The jump from the text

When I read the Bible – like reading anything – I struggle against wandering concentration. For some reason, I develop intense interest in the grass outside the window or the small cobwebs around the light fitting.

That’s bad enough. Possibly it’s disrespectful. Even worse is to¬†actively choose a Bible reading method that sets distraction as the standard and as essential.

This is what I call wandering from the text. It’s when we stop truly listening to what is written, and listen instead to something of our own imagining.

Here are a couple of ways to go wrong in this way.

Theological liberalism is the approach that gives priority to human reason, over authoritative revelation. It often asks what is reasonable or logical, what we might consider possible. It frequently displays great intelligence, I believe, but elevates us and our ideas above God and his word.

Liberalism still looks at the Bible. Yet it wanders from the text.

In reading John’s gospel, for instance, this approach tries to reconstruct what was happening when it was written. John was not written by John, but by the Johannine community – and they must have been facing pressures internal and external which are reflected in the text.

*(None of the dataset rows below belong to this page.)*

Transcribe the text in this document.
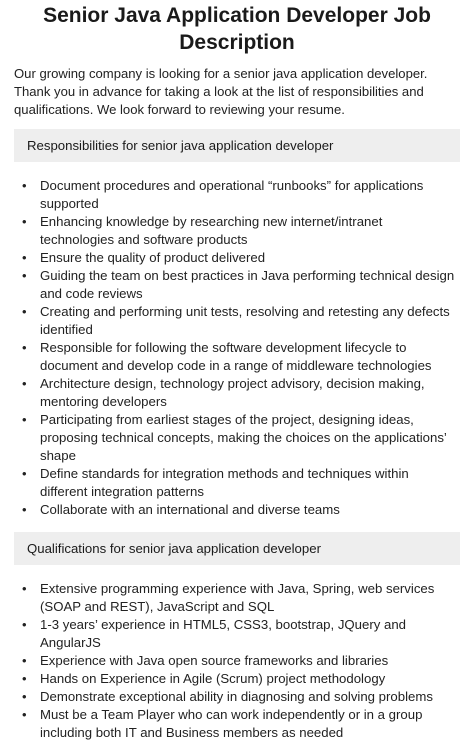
Senior Java Application Developer Job Description

Our growing company is looking for a senior java application developer. Thank you in advance for taking a look at the list of responsibilities and qualifications. We look forward to reviewing your resume.

Responsibilities for senior java application developer
• Document procedures and operational “runbooks” for applications supported
• Enhancing knowledge by researching new internet/intranet technologies and software products
• Ensure the quality of product delivered
• Guiding the team on best practices in Java performing technical design and code reviews
• Creating and performing unit tests, resolving and retesting any defects identified
• Responsible for following the software development lifecycle to document and develop code in a range of middleware technologies
• Architecture design, technology project advisory, decision making, mentoring developers
• Participating from earliest stages of the project, designing ideas, proposing technical concepts, making the choices on the applications’ shape
• Define standards for integration methods and techniques within different integration patterns
• Collaborate with an international and diverse teams
Qualifications for senior java application developer
• Extensive programming experience with Java, Spring, web services (SOAP and REST), JavaScript and SQL
• 1-3 years’ experience in HTML5, CSS3, bootstrap, JQuery and AngularJS
• Experience with Java open source frameworks and libraries
• Hands on Experience in Agile (Scrum) project methodology
• Demonstrate exceptional ability in diagnosing and solving problems
• Must be a Team Player who can work independently or in a group including both IT and Business members as needed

Or Daniel is not a book that tells anything about a real Daniel in a real situation of exile. It is instead a fiction created to explain the current situation of the shadowy author (and his community).

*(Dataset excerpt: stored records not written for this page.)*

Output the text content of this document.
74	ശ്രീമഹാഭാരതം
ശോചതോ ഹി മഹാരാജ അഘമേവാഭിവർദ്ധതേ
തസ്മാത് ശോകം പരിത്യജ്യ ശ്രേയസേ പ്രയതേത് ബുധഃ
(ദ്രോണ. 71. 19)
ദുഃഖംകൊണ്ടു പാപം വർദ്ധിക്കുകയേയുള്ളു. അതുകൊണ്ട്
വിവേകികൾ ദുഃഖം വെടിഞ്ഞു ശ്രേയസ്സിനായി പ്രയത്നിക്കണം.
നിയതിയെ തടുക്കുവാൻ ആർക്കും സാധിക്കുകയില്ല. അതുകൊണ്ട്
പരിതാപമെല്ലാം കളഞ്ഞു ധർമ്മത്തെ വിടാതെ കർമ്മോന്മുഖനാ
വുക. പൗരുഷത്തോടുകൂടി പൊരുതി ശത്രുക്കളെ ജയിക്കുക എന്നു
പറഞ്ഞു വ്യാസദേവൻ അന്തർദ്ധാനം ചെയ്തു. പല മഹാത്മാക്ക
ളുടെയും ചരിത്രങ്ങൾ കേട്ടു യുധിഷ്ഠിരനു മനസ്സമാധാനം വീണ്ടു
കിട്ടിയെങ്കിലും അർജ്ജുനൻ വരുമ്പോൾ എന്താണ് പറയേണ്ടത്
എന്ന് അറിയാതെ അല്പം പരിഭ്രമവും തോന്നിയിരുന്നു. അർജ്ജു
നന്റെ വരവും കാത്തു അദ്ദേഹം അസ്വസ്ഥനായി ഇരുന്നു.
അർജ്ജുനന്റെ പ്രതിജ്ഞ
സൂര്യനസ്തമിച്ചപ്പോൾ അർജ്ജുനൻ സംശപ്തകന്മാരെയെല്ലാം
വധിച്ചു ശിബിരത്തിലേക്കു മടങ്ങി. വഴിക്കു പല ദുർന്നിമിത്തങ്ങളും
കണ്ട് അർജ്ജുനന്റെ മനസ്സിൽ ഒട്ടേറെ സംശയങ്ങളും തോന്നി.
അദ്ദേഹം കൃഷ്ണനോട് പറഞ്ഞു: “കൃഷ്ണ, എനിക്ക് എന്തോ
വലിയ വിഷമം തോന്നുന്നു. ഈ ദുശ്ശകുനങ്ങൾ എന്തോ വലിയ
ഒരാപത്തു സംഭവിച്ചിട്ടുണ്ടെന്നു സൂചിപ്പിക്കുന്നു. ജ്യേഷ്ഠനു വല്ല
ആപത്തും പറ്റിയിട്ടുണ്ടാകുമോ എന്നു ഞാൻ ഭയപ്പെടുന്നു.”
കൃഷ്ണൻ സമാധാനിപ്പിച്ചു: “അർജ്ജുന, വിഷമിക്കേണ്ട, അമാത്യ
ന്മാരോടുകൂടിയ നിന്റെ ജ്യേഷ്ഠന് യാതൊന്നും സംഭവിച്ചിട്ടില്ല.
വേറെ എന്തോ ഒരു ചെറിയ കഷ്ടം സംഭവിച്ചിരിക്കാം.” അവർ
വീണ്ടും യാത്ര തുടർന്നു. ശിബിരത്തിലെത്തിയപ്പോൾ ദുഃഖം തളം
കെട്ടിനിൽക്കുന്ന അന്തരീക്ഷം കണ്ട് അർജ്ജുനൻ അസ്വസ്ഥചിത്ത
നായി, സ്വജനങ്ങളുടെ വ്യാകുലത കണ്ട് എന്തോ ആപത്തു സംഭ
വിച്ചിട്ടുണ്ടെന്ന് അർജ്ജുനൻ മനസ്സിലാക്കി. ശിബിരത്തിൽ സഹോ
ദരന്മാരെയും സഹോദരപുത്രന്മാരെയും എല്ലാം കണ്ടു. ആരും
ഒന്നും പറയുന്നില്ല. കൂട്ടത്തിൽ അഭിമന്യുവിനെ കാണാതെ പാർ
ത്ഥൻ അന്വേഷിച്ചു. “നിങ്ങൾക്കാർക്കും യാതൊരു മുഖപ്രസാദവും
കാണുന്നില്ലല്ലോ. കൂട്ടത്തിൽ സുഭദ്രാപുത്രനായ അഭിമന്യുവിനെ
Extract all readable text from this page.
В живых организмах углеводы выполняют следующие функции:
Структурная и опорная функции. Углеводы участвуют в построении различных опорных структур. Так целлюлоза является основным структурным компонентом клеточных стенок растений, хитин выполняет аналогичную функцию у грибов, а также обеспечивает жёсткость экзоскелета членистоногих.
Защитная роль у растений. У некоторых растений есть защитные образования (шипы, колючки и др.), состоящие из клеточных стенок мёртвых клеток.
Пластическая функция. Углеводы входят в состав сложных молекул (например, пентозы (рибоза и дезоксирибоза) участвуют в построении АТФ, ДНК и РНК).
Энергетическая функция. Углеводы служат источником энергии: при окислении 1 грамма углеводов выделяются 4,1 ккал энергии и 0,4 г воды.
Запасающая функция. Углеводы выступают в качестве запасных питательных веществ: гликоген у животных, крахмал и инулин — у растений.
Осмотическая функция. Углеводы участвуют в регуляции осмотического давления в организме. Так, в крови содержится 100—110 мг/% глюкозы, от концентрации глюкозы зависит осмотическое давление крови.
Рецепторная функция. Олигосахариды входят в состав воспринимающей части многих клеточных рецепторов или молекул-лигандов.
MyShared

Or Deuteronomy has nothing at all to do with Moses and post-exodus Israel. It is instead about the exile many centuries later, and written as a theological explanation for the situation of defeat and dislocation.

Simple Christian piety can see clearly that liberalism has jumped from the text. But, ironically, can jump even further. While liberalism jumps from text to imaginatively-reconstructed historical setting, pious readings jump from the text directly to us.

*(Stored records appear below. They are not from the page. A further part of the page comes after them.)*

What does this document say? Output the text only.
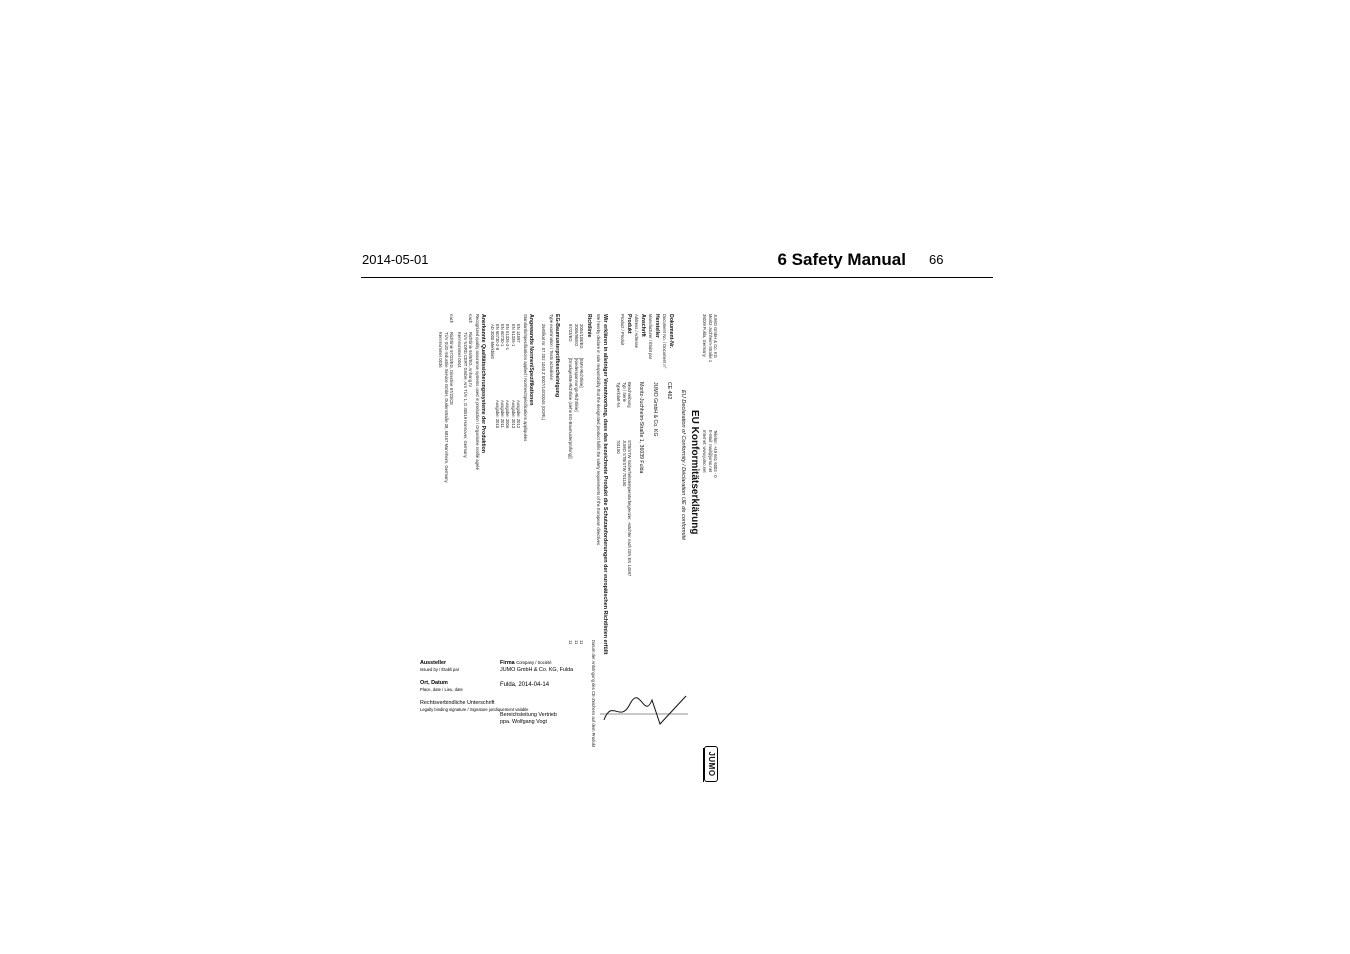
2014-05-01	6 Safety Manual 66
JUMO GmbH & Co. KG
Moritz-Juchheim-Straße 1
36039 Fulda, Germany
Telefon: +49 661 6003 - 0
E-Mail: mail@jumo.net
Internet: www.jumo.net
JUMO
EU Konformitätserklärung
EU Declaration of Conformity / Déclaration UE de conformité
Dokument-Nr.
Document No. / Document n°
CE 462
Hersteller
Manufacturer / Étabt par
JUMO GmbH & Co. KG
Anschrift
Address / Adresse
Moritz-Juchheim-Straße 1, 36039 Fulda
Produkt
Product / Produit
Beschreibung
Typ / Serie
Typenblatt-Nr.
STB/STW Sicherheitstemperaturbegrenzer, -wächter nach DIN EN 14597
JUMO STB/STW 701150
701150
Wir erklären in alleiniger Verantwortung, dass das bezeichnete Produkt die Schutzanforderungen der europäischen Richtlinien erfüllt
We hereby declare in sole responsibility that the designated product fulfils the safety requirements of the European directives
Datum der Anbringung des CE-Zeichens auf dem Produkt
Richtlinie
2004/108/EG
2006/95/EG
97/23/EG
[EMV-Richtlinie]
[Niederspannungs-Richtlinie]
[Druckgeräte-Richtlinie (siehe EG-Baumusterprüfung)]
11
11
11
EG-Baumusterprüfbescheinigung
Type examination / Tests actualisés
Zertifikat Nr. 07 202 1040 Z 0007/14/D0046 (DGRL)
Angewandte Normen/Spezifikationen
Standards/Specifications applied / Normes/Spécifications appliquées
EN 14597
EN 61326-1
EN 61326-2-1
EN 60730-1
EN 60730-2-9
AD 2000 Merkblatt
Ausgabe: 2012
Ausgabe: 2013
Ausgabe: 2006
Ausgabe: 2011
Ausgabe: 2010
Anerkannte Qualitätssicherungssysteme der Produktion
Recognized quality assurance systems used in production / Organisme notifié agréé
nach
Richtlinie 94/9/EG, Anhang IV
TÜV NORD CERT GmbH, Am TÜV 1, D 30519 Hannover, Germany
Kennnummer 0044
nach
Richtlinie 97/23/EG, Directive 97/23/CE
TÜV SÜD Industrie Service GmbH, Dudenstraße 28, 68167 Mannheim, Germany
Kennnummer 0036
Aussteller
Issued by / Établi par
Firma Company / Société
JUMO GmbH & Co. KG, Fulda
Ort, Datum
Place, date / Lieu, date
Fulda, 2014-04-14
Rechtsverbindliche Unterschrift
Legally binding signature / Signature juridiquement valable
Bereichsleitung Vertrieb
ppa. Wolfgang Vogt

This approach takes the text seriously – as personal guide – but not always seriously enough to listen to what it actually says. So, for instance, a pious reader will know Jeremiah 29:11 (about ‘the plans I have for you’), but know nothing of why Jeremiah spoke those words at the time. The verse becomes, instead, a way to help me in unemployment/illness/etc.

Whatever the comforting intent, we’ve jumped from the text. And made ourselves the centre!

What should we do? Slow down, to read, listen, and understand what the text is saying. Listen to the whole, not seek crumbs of information for my own personal use. The benefit: we will hear God’s word better, we will understand the historical situation a little more, and we will be better able to receive the comfort that comes from listening to God.